A potential limitation is the lack of zygosity classification by DNA methods in all twin pairs.
The major strength of our study is the availability of reliable data from several databases with national coverage and the ability to link data across those databases. Our cohort is therefore unselected and has a national coverage of the subject. In addition, our study on the relative risk of chromosomal aberrations in MZ and DZ twins versus singletons is, to our knowledge, the first of its kind with zygosity status of twin pairs with chromosomal aberrations being based on DNA examinations.

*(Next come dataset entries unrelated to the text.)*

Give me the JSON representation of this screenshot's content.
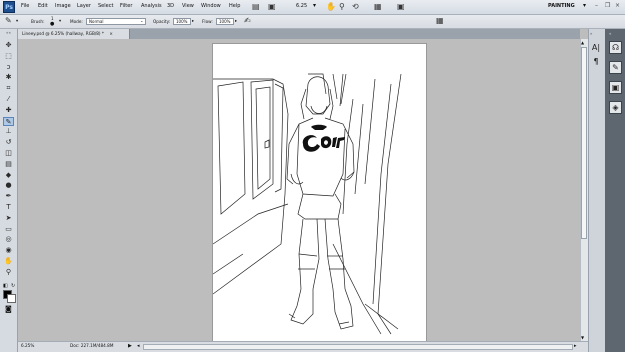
{
  "app": {
    "logo": "Ps",
    "workspace": "PAINTING",
    "zoom_menu": "6.25"
  },
  "menu": [
    "File",
    "Edit",
    "Image",
    "Layer",
    "Select",
    "Filter",
    "Analysis",
    "3D",
    "View",
    "Window",
    "Help"
  ],
  "options_bar": {
    "brush_label": "Brush:",
    "brush_size": "1",
    "mode_label": "Mode:",
    "mode_value": "Normal",
    "opacity_label": "Opacity:",
    "opacity_value": "100%",
    "flow_label": "Flow:",
    "flow_value": "100%"
  },
  "document": {
    "tab_title": "Lineey.psd @ 6.25% (hallway, RGB/8) *",
    "close": "×"
  },
  "status": {
    "zoom": "6.25%",
    "doc_info": "Doc: 227.1M/484.8M"
  },
  "icons": {
    "brush_tool": "✎",
    "arrow": "▸",
    "hand": "✋",
    "zoom": "🔍",
    "rotate": "⟲",
    "screen_mode": "▣",
    "arrange": "▦",
    "minimize": "–",
    "restore": "❐",
    "close_win": "×"
  },
  "toolbar": [
    {
      "name": "move-tool",
      "glyph": "✥"
    },
    {
      "name": "marquee-tool",
      "glyph": "⬚"
    },
    {
      "name": "lasso-tool",
      "glyph": "ↄ"
    },
    {
      "name": "quick-select-tool",
      "glyph": "✱"
    },
    {
      "name": "crop-tool",
      "glyph": "⌗"
    },
    {
      "name": "eyedropper-tool",
      "glyph": "⁄"
    },
    {
      "name": "spot-heal-tool",
      "glyph": "✚"
    },
    {
      "name": "brush-tool",
      "glyph": "✎",
      "active": true
    },
    {
      "name": "clone-stamp-tool",
      "glyph": "⊥"
    },
    {
      "name": "history-brush-tool",
      "glyph": "↺"
    },
    {
      "name": "eraser-tool",
      "glyph": "◫"
    },
    {
      "name": "gradient-tool",
      "glyph": "▤"
    },
    {
      "name": "blur-tool",
      "glyph": "◆"
    },
    {
      "name": "dodge-tool",
      "glyph": "●"
    },
    {
      "name": "pen-tool",
      "glyph": "✒"
    },
    {
      "name": "type-tool",
      "glyph": "T"
    },
    {
      "name": "path-select-tool",
      "glyph": "➤"
    },
    {
      "name": "shape-tool",
      "glyph": "▭"
    },
    {
      "name": "3d-rotate-tool",
      "glyph": "◎"
    },
    {
      "name": "3d-camera-tool",
      "glyph": "◉"
    },
    {
      "name": "hand-tool",
      "glyph": "✋"
    },
    {
      "name": "zoom-tool",
      "glyph": "⚲"
    }
  ],
  "colors": {
    "accent": "#1f4f8f",
    "canvas_bg": "#bdbdbd",
    "active_tool": "#aec8e8"
  }
}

Finally, our risk estimates can be compared directly to the overall population prevalence, as they are calculated at the individual level.
To summarize, our data showed no difference in risk of chromosomal aberrations between twins and singletons. However, the proportion of MZ pairs with chromosomal aberrations was significantly lower than expected. Furthermore, a tendency of a relative low risk of T21 among MZ twins was seen. A unifying explanation of these patterns could be that twins around conception actually may have an increased risk of chromosomal aberrations, but increased fetal mortality among especially MZ twins leads to no difference in risk among live-born twins and singletons.
Authors’ Contribution
Conception or design of the work: L. Kroeldrup, J. M. Hertz, C. Fagerberg, K. Christensen. Data acquisition, analysis, and interpretation: L. Kroeldrup, L. A. Larsen, C. Fagerberg, J. M. Hertz, K. Christensen. Drafting of the manuscript: L. Kroeldrup, L. A. Larsen, K. Christensen. Drafting of figures and tables: L. Kroeldrup, L. A. Larsen, K. Christensen. Critical review and final approval of the manuscript: all authors.
Acknowledgments
The authors thank Steen Gregersen for technical assistance and Jan Hansen at DCCR for continuing support. A special thanks to the late Mads Hollegaard at The NBS-Biobank, SSI, for his engagement, competent technical support and for readily facilitating the collection of DNA samples. This work was supported by the University of Southern Denmark; Region of Southern Denmark; Aase and Ejnar Danielsen Foundation; and A. P. Moeller and Wife Chastine Mc-Kinney Moeller's Foundation.
Conflict of Interest
None.
Ethical Standards
All procedures contributing to this work was approved by and comply with the ethical standards of the Danish Data Protection Agency (ID: 2012-41-0112) and the Scientific-Ethical Committee of Southern Denmark (ID: S-20130037).
Appendix A Karyotypes in our data that we considered to be benign variants:
46,XYqh+; 46,XYqh-; 46,X,?Yqh-; 46,X,der(Y)?t(Y;15)(q11.2; p11); 46,XX,1qh+; 46,XX,9qh+; 46,XY,9qh+; 46,XY,9qh-; 46,XX,inv(9); 46,XY,inv(9); 46,XX,inv(9)(p13q21); 46,XY,inv(9) (p11q12); 46,XY,inv(9)(p11q13); 46,XX,inv(9),22ps+; 46,XY, var(15)(p13QFQ55); 46,XX,var(16)(q11.2); 46,XY,16qh+; 46, XY,var(21)(QFQ35); 46,XY,21ps+; 46,XX,22pss; 46,XY,22pss; 46,XX,22ps+; 46,XY,22ps+.
Appendix B Microsatellite markers used for zygosity analyses:
D10S1225, D8S1132, D1S518, D2S1384, D16S518, D18S1153, D21S1912, D5S1505, D20S471, D11S4102, D4S394, and D6S309.